TCP out of memory

I’m seeing these messages after 6 to 48 hours of node uptime. The node eventually crashes. Repeatable for about the last 2-3 weeks. This node has been operating properly since storj was in beta, a few years ago.

I could not find any open issues related to tcp at Issues · storj/storj · GitHub.

dmesg
[Mon Nov 6 11:11:06 2023] TCP: out of memory – consider tuning tcp_mem
[Mon Nov 6 11:13:34 2023] TCP: out of memory – consider tuning tcp_mem
[Mon Nov 6 11:29:25 2023] TCP: out of memory – consider tuning tcp_mem


storj VERSION:
v1.90.2

System:
odroid-xu4

Free:
total used free shared buff/cache available
Mem: 1991 1099 142 1 749 829
Swap: 5119 73 5046

Kernel:
uname -a:
Linux storj1 5.4.256-267 #1 SMP PREEMPT Mon Sep 11 14:40:45 EDT 2023 armv7l armv7l armv7l GNU/Linux


I dug into the log messages and found its the storagenode process:

./get_sockets.sh > sockets.txt
for d in /proc/*/; do
sudo echo “===”$d"==="
sudo ls -l $d/fd | grep -c socket
done

cat sockets.txt | grep -v === | sort -nr | head
699
91
42
25
23
20
16
14
13
13

sockets.txt
===/proc/11969/===
699

systemd-cgls:
│ ├─11969 /app/storagenode run --config-dir config --identity-dir identity --metrics.app-suffix=-alpha --metrics.interval=30m --version.>


After 2 crashes, I modified all the relevant tcp memory settings with the same result:

/etc/sysctl.conf
net.core.netdev_max_backlog=30000
net.core.rmem_max=134217728
net.core.wmem_max=134217728
net.ipv4.tcp_max_syn_backlog=8192
net.ipv4.tcp_rmem=4096 87380 67108864
net.ipv4.tcp_wmem=4096 87380 67108864
net.ipv4.tcp_mem = 17196 22934 34392

Please let me know what details you need to help troubleshoot this, or if it is already a known issue.

Please try to use these values: TCP: Out of Memory — Consider Tuning TCP_Mem - DZone

Please note my sysctl.conf settings listed in my post, as they are from TCP: Out of Memory — Consider Tuning TCP_Mem - DZone .

Then I have no more other to suggest. I saw such a problem in a first time.

--------------------- :arrow_up:

are the spaces here relevant?

my system has these

net.ipv4.tcp_mem = 303354       404472  606708
net.ipv4.tcp_rmem = 4096        131072  6291456
net.ipv4.tcp_wmem = 4096        16384   4194304

and nothing in /etc/sysctl.conf

Good catch, but spaces are not relevant here. This can be checked by verifying eg.:

cat /proc/sys/net/ipv4/tcp_wmem
4096 87380 67108864

no time to set up an VM to verify :man_running:

I don’t know if this amount of open sockets for storj is normal?

I have seen storj using about 99 tcp connections when I manually go in and check on it, but I caught this burst when the errors were showing up in dmesg.

This hardware has been running since beta, so a few years, without any of these changes to the tcp kernel settings. It has been using the defaults determined by the kernel all this time.

The way this looks, is like something may of changed recently.

Possibly in the storj code or the behavour of the network in the last few weeks, causing hung tcp connections? I don’t see any TCP related code changes recently, but I haven’t read through every code checkin.

How do you measure this number of open sockets?

Above is the process I used to find the highest user of sockets on my system. Here is the process broken down in more detail for you.

Create a file called ./get_sockets.sh that looks like the following.

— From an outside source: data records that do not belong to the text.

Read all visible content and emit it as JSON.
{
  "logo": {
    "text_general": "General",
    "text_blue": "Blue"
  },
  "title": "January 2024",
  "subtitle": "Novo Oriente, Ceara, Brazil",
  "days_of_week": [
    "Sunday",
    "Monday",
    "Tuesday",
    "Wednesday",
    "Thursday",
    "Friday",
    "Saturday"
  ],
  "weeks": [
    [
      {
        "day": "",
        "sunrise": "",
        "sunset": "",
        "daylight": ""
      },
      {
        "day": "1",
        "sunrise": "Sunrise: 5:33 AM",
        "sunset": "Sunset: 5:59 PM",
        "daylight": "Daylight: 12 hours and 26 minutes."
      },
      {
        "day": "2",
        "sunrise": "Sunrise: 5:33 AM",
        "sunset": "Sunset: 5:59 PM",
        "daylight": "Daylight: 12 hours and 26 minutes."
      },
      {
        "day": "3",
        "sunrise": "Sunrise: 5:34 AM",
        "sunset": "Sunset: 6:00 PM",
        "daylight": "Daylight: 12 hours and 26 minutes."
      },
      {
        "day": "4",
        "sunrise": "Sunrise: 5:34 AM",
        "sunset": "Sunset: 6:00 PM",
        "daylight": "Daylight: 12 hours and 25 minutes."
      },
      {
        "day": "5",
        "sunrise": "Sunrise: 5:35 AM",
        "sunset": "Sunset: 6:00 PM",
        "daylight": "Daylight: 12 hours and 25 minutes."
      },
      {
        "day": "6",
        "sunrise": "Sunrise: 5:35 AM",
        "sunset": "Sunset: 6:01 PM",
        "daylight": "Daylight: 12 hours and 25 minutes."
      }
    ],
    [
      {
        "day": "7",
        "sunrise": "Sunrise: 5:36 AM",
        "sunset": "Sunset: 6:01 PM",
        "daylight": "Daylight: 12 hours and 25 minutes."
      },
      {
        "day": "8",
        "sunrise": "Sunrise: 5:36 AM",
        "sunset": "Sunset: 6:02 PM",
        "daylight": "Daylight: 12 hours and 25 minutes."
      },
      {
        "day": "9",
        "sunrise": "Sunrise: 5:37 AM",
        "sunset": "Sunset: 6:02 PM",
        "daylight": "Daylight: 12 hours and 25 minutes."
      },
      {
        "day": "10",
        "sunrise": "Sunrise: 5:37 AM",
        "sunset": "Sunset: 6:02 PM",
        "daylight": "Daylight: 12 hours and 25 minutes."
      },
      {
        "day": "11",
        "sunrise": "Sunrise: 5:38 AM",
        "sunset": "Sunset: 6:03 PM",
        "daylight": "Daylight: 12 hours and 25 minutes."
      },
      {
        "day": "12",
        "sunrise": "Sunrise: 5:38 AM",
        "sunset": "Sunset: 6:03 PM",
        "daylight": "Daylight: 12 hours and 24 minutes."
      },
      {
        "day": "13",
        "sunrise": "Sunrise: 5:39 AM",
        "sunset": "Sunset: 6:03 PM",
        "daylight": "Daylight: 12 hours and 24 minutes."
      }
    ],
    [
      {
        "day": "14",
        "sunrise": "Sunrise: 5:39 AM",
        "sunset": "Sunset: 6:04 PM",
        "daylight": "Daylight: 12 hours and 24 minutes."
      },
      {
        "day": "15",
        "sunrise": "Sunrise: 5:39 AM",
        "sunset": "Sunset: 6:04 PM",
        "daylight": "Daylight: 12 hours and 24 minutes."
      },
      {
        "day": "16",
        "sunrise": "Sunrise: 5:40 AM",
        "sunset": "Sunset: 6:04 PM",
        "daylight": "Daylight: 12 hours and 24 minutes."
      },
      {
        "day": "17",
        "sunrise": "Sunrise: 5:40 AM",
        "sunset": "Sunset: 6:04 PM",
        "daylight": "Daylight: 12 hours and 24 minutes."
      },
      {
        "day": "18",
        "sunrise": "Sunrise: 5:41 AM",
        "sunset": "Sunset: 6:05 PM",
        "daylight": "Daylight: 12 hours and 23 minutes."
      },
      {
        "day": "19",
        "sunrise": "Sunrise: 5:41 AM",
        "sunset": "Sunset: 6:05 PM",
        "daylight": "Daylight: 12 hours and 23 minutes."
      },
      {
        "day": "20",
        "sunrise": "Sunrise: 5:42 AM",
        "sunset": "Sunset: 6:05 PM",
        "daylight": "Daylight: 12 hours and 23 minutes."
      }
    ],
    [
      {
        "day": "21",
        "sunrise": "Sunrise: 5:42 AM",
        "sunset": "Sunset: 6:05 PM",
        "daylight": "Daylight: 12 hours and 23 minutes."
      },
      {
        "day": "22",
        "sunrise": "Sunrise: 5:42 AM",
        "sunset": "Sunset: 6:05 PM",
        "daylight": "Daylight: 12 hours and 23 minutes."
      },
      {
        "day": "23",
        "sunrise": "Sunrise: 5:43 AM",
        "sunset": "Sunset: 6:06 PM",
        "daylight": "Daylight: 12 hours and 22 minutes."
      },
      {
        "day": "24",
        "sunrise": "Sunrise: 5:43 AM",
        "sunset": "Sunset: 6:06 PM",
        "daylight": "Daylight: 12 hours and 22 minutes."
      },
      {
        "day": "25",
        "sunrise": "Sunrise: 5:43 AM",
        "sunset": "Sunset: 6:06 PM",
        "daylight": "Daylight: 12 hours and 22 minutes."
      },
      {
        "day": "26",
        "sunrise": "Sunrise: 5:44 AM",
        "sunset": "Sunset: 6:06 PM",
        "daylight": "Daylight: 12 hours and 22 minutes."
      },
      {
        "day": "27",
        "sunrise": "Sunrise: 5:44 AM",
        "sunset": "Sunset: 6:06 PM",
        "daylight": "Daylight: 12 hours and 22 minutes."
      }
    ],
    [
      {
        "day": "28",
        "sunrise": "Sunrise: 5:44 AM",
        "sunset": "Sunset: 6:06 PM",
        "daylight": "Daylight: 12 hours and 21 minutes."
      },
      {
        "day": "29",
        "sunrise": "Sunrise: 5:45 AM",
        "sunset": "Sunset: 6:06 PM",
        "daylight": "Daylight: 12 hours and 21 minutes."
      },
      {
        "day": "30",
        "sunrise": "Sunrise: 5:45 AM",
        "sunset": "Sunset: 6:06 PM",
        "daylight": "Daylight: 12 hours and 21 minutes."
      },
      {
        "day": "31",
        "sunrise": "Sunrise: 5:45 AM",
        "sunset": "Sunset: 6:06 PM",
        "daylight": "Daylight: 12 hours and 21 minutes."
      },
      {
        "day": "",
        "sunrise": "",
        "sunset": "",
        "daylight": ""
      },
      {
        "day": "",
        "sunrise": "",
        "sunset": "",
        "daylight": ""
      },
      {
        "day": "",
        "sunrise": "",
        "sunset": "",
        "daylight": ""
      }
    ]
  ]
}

Set the file to executable using chmod +x get_sockets.sh.

Then run it and output to a file for processing in the next step:
./get_sockets.sh > sockets.txt

Then run this to sort the file by number of tcp sockets open:

In my case it looked like this:

Then open the file with any editor like vi, and search for the first/highest number, and see what proces it is. In my case it was 11969.:

Then correlate the process id to the command, with the following. In my case the process was storagenode:

114 right now for a node with active uploads, 51 for one that is out of free space, and hence only handles downloads.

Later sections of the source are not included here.